Direktzusage und U-Kasse auf freiwilliger Basis
Das gilt für Einrichtungen der gesetzlichen, der privaten und der betrieblichen Altersversorgung. Faustregel: Wer schon bisher Standmitteilungen an seine Kunden verschickt hat, muss sich jetzt über eine Datenschnittstelle an die ZfDR anbinden. Im Bereich der Betriebsrente sind das Pensionsfonds, Pensionskassen sowie diejenigen Lebensversicherer, die Direktversicherungen im Portfolio haben. U-Kassen und Arbeitgeber, die ihren Mitarbeitern Direktzusagen erteilt haben, sind hingegen nicht anbindungspflichtig. Aber: Sie dürfen mit der ZfDR zusammenarbeiten. Und das sollen sie auch, wenn es nach Rolf Schmachtenberg, Staatssekretär im BMAS, geht. Er wünscht sich, „dass möglichst alle Anbieter von Altersvorsorgeprodukten teilnehmen, so dass die getroffenen Vorsorgeentscheidungen vollständig abgebildet werden.“
„Die Aufteilung auf Durchführungswege ist etwas fürs Kleingedruckte.“
Ein Ziel, das Dirk Jargstorff, Vorstandsvorsitzender des Bosch Pensionsfonds und Leiter Betriebliche Versorgungsleistungen bei der Robert Bosch GmbH, unterstützt. Bosch kombiniert in seinem Vorsorgeplan den anbindungspflichtigen Pensionsfonds mit der nicht anbindungspflichtigen Direktzusage. Aus der Perspektive der Belegschaft sei es irrelevant, über welchen Durchführungsweg der Beitrag bereitgestellt werde. Die Aufteilung auf Durchführungswege sei etwas fürs Kleingedruckte, stellt Jargstorff fest.

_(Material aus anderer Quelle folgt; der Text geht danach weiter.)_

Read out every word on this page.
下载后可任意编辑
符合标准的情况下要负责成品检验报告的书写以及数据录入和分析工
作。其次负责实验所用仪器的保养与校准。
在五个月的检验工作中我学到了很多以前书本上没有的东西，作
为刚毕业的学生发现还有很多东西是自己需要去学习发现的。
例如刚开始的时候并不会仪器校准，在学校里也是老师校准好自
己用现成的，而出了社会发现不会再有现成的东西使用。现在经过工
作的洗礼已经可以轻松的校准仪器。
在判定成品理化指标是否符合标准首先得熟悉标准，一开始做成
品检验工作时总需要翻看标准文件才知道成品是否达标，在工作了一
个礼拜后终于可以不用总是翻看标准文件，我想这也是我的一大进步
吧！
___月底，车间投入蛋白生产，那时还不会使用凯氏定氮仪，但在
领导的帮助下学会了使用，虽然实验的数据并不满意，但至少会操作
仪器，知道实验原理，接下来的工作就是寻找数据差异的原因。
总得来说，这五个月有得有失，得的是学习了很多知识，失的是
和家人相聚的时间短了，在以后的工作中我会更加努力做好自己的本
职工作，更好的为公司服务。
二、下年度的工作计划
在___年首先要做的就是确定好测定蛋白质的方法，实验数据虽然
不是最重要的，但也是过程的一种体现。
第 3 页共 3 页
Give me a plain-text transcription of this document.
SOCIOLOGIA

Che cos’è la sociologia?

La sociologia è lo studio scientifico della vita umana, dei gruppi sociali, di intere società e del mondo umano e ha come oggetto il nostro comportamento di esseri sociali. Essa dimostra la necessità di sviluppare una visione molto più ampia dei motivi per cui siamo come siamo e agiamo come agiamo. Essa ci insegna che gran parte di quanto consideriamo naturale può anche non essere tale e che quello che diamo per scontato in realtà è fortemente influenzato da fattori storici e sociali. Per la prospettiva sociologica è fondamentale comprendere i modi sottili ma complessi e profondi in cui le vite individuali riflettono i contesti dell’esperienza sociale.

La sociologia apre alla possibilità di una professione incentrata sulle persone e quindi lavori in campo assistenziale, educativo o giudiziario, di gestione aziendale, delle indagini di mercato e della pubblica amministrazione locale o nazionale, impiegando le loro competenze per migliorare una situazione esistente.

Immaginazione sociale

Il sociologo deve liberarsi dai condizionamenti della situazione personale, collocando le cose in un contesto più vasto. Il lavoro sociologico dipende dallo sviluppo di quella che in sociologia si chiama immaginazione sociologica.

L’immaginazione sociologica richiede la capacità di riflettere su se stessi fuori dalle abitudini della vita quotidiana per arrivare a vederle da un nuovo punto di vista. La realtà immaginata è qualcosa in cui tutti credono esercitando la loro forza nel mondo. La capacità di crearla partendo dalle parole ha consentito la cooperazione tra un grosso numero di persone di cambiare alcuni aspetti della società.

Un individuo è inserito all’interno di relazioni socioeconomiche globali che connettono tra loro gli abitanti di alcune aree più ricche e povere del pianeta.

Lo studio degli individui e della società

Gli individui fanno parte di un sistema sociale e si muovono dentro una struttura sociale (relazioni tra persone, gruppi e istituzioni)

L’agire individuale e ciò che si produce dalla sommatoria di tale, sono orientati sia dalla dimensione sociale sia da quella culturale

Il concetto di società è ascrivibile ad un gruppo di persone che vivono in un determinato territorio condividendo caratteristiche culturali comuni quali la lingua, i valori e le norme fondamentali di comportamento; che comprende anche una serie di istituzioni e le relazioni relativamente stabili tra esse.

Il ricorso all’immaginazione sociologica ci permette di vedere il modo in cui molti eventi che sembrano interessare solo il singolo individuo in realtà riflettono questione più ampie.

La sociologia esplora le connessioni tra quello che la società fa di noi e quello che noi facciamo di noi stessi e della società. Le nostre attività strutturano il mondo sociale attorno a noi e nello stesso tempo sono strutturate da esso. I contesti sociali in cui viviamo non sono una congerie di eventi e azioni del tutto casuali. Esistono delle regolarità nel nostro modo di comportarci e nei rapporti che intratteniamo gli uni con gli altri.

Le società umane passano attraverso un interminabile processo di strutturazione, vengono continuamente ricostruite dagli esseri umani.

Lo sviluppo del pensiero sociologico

Hinzu kommt: Das Stuttgarter Unternehmen informiert seine Belegschaft auch selbst über die Anwartschaften aus beiden Durchführungswegen. Würde nur der Pensionsfonds Daten an die ZfDR liefern, „wäre eine Digitale Rentenübersicht nicht nur objektiv unvollständig, sondern auch widersprüchlich zu den Informationen, die vom Arbeitgeber bereitgestellt werden. Daher hat sich Bosch entschlossen, mit der Anbindung aller Unternehmen der Gruppe die gesamten Versorgungsansprüche in der Digitalen Rentenübersicht abzubilden, auch wenn dies nicht verpflichtend ist.“
In Zahlen heißt das: In der Liste der angebundenen Versorgungseinrichtungen, die die ZfDR veröffentlicht, tauchen neben dem Bosch Pensionsfonds über 70 weitere Bosch-Gesellschaften auf – bei einer Gesamtzahl von aktuell gut 250 Teilnehmern, die sich auf rund 20 sogenannte Verbünde (z. B. Konzerne oder die Deutschen Rentenversicherung als Dach ihrer Träger) verteilen.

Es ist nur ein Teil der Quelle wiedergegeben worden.